O grupo liderado pela neurocientista Bianca Acevedo, da Universidade da Califórnia em Santa Bárbara, por exemplo, também examinou a interferência genética na recepção de determinados neurotransmissores. Eles constaram que genes ligados à ocitocina e ao hormônio vasopressina poderiam dar indícios sobre o comprometimento romântico dos indivíduos, bem como a frequência e a satisfação da vida sexual deles.
A fórmula do amor
Para a antropóloga evolutiva Anna Machin, que fez parte do estudo de Oxford sobre os neurotransmissores, e é autora do livro "Why we love" (em tradução livre, Por que amamos), o amor é uma reação química cerebral coberta por diversas camadas de cultura. Em entrevista à universidade inglesa, ela respondeu qual é, afinal, a essência desse sentimento:
A neuroquímica é o que está por trás do amor em todas as culturas, enquanto as abordagens culturais do amor podem mudar e existem diferenças culturais dependendo dos sistemas políticos, lugar, legados da poesia romântica das sociedades, etc. Existem até sociedades que rejeitam conceitos culturais de romance, mas a neuroquímica permanece. A homossexualidade é um exemplo de como um processo neuroquímico acontece apesar da pressão cultural contra ela em muitas sociedades, porque os processos biológicos são as raízes do nosso comportamento.

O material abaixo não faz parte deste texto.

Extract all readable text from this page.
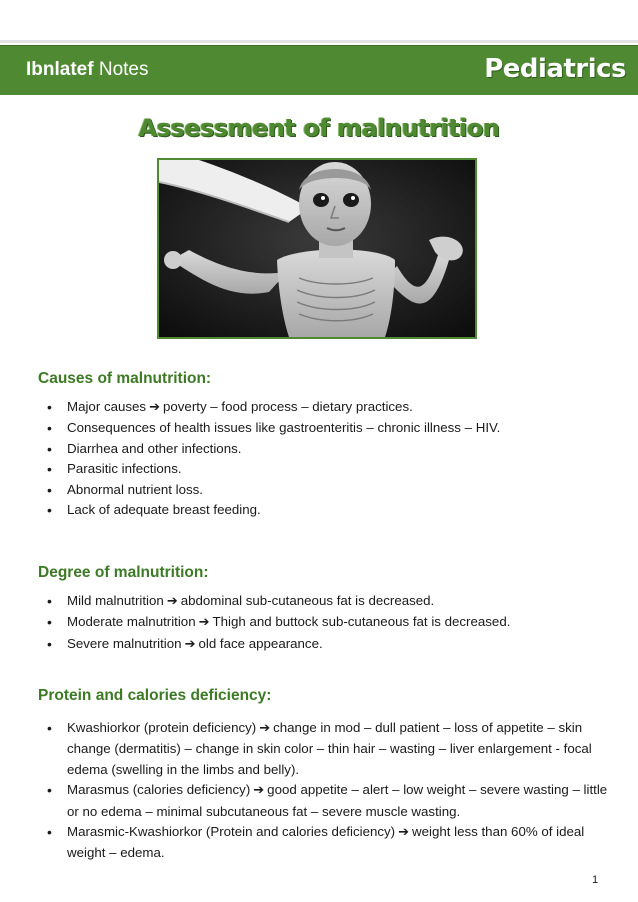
Ibnlatef Notes	Pediatrics
Assessment of malnutrition
Causes of malnutrition:
• Major causes ➔ poverty – food process – dietary practices.
• Consequences of health issues like gastroenteritis – chronic illness – HIV.
• Diarrhea and other infections.
• Parasitic infections.
• Abnormal nutrient loss.
• Lack of adequate breast feeding.
Degree of malnutrition:
• Mild malnutrition ➔ abdominal sub-cutaneous fat is decreased.
• Moderate malnutrition ➔ Thigh and buttock sub-cutaneous fat is decreased.
• Severe malnutrition ➔ old face appearance.
Protein and calories deficiency:
• Kwashiorkor (protein deficiency) ➔ change in mod – dull patient – loss of appetite – skin change (dermatitis) – change in skin color – thin hair – wasting – liver enlargement - focal edema (swelling in the limbs and belly).
• Marasmus (calories deficiency) ➔ good appetite – alert – low weight – severe wasting – little or no edema – minimal subcutaneous fat – severe muscle wasting.
• Marasmic-Kwashiorkor (Protein and calories deficiency) ➔ weight less than 60% of ideal weight – edema.
1
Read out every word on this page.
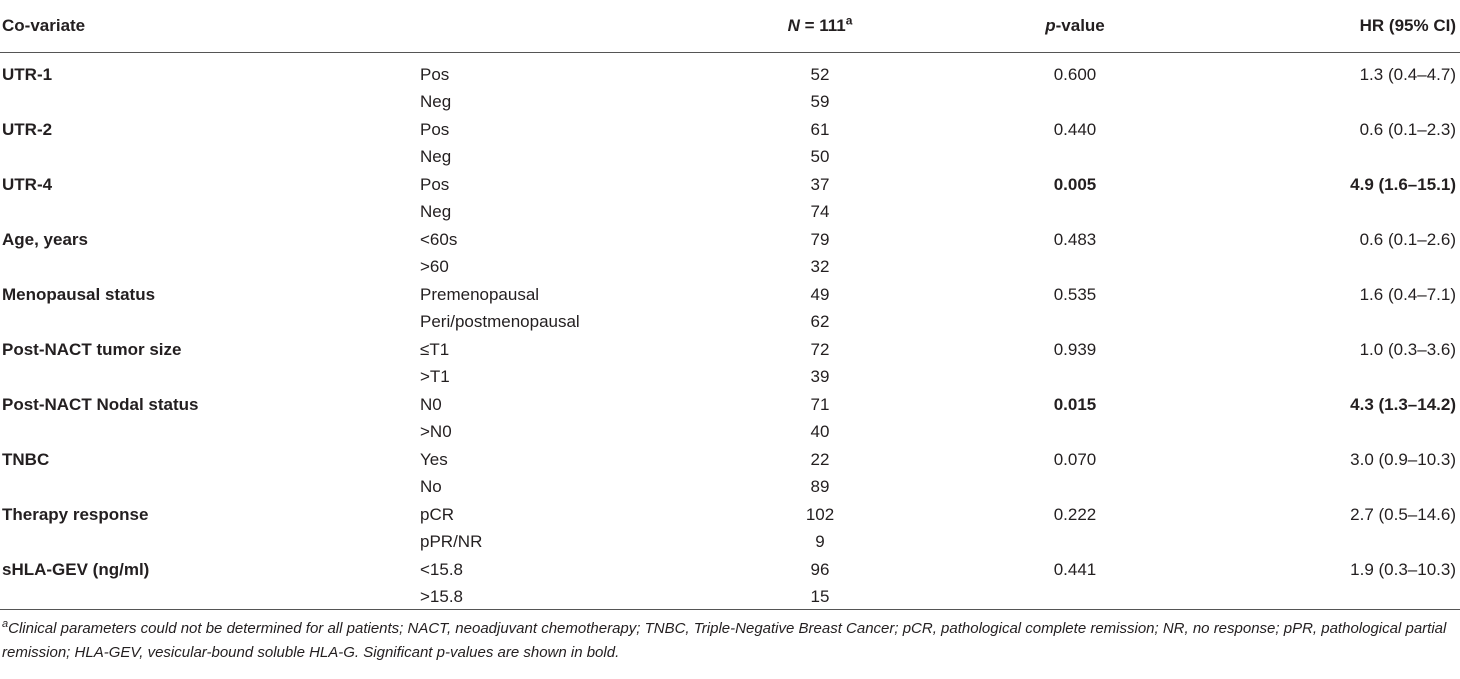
Co-variate		$N = 111^a$	p-value	HR (95% CI)
UTR-1	Pos	52	0.600	1.3 (0.4–4.7)
	Neg	59		
UTR-2	Pos	61	0.440	0.6 (0.1–2.3)
	Neg	50		
UTR-4	Pos	37	0.005	4.9 (1.6–15.1)
	Neg	74		
Age, years	<60s	79	0.483	0.6 (0.1–2.6)
	>60	32		
Menopausal status	Premenopausal	49	0.535	1.6 (0.4–7.1)
	Peri/postmenopausal	62		
Post-NACT tumor size	≤T1	72	0.939	1.0 (0.3–3.6)
	>T1	39		
Post-NACT Nodal status	N0	71	0.015	4.3 (1.3–14.2)
	>N0	40		
TNBC	Yes	22	0.070	3.0 (0.9–10.3)
	No	89		
Therapy response	pCR	102	0.222	2.7 (0.5–14.6)
	pPR/NR	9		
sHLA-GEV (ng/ml)	<15.8	96	0.441	1.9 (0.3–10.3)
	>15.8	15		
$^a$Clinical parameters could not be determined for all patients; NACT, neoadjuvant chemotherapy; TNBC, Triple-Negative Breast Cancer; pCR, pathological complete remission; NR, no response; pPR, pathological partial remission; HLA-GEV, vesicular-bound soluble HLA-G. Significant p-values are shown in bold.
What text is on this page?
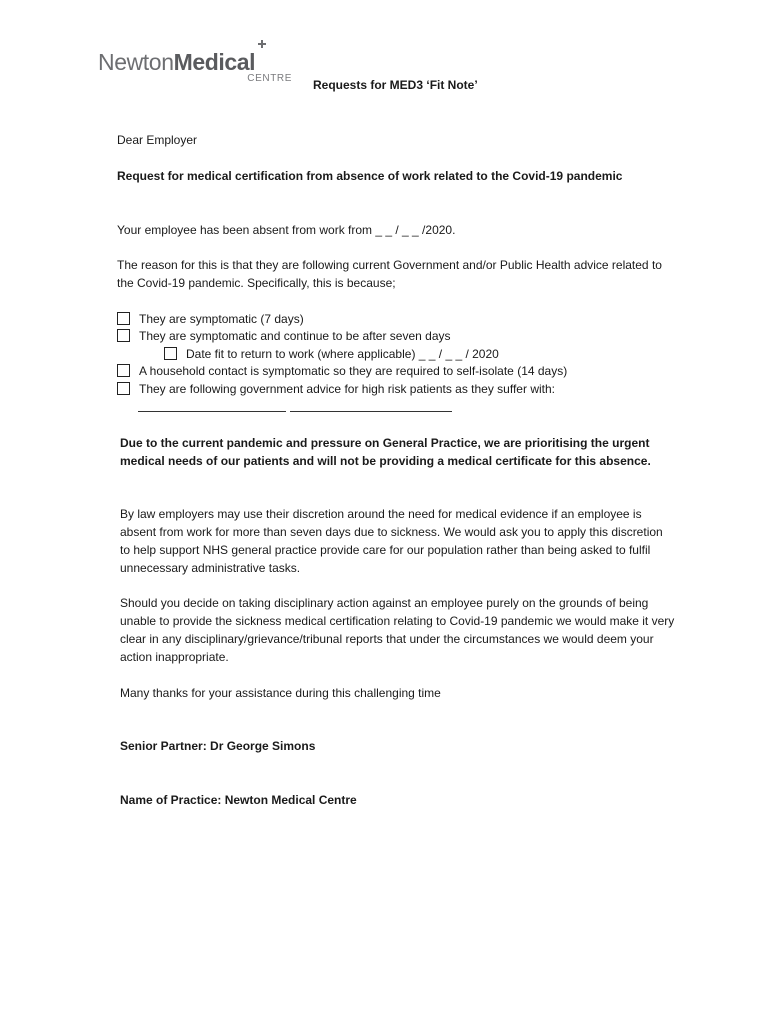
NewtonMedical
CENTRE Requests for MED3 ‘Fit Note’
Dear Employer
Request for medical certification from absence of work related to the Covid-19 pandemic
Your employee has been absent from work from _ _ / _ _ /2020.
The reason for this is that they are following current Government and/or Public Health advice related to the Covid-19 pandemic. Specifically, this is because;
They are symptomatic (7 days)
They are symptomatic and continue to be after seven days
Date fit to return to work (where applicable) _ _ / _ _ / 2020
A household contact is symptomatic so they are required to self-isolate (14 days)
They are following government advice for high risk patients as they suffer with:
Due to the current pandemic and pressure on General Practice, we are prioritising the urgent medical needs of our patients and will not be providing a medical certificate for this absence.
By law employers may use their discretion around the need for medical evidence if an employee is absent from work for more than seven days due to sickness. We would ask you to apply this discretion to help support NHS general practice provide care for our population rather than being asked to fulfil unnecessary administrative tasks.
Should you decide on taking disciplinary action against an employee purely on the grounds of being unable to provide the sickness medical certification relating to Covid-19 pandemic we would make it very clear in any disciplinary/grievance/tribunal reports that under the circumstances we would deem your action inappropriate.
Many thanks for your assistance during this challenging time
Senior Partner: Dr George Simons
Name of Practice: Newton Medical Centre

Anna Machin, antropóloga evolutiva
Pagando bem, o match vem
No ano passado, a série de ficção científica "The One" estreou na Netflix tendo como premissa uma realidade em que os casais não se formam mais pela (às vezes) boa e velha paquera, mas por testes de compatibilidade de DNA. Nem é preciso dizer que as consequências da formação de casais perfeitos em laboratório assumem contornos de suspense. Mas o caos ficcional não parece ter desestimulado companhias que, na vida real, vendem testes genéticos para casais.
São os casos das empresas canadenses DNA Romance e Instant Chemistry. Com o slogan de "Namoro online baseado em ciência", a primeira é voltada para pessoas solteiras e une marcadores genéticos a testes psicológicos de personalidade. A segunda atua em três frentes, neuro, bio e psico compatibilidade, para reduzir conflitos, manter a chama do relacionamento acesa e, nas palavras deles, "ajudar os casais a atingirem seus objetivos". O kit completo da Instant Chemistry custa US$ 259, pouco mais de R$1.200.
Antes de abrir a carteira e testar sua saliva em busca de alguém "geneticamente ideal", vale lembrar que os próprios cientistas reconhecem que precisamos de mais experimentos sobre o assunto. Afinal, o DNA pode ser um caminho, mas não é um destino. E o amor, em toda a sua beleza e complexidade, está bem longe de ser uma sentença.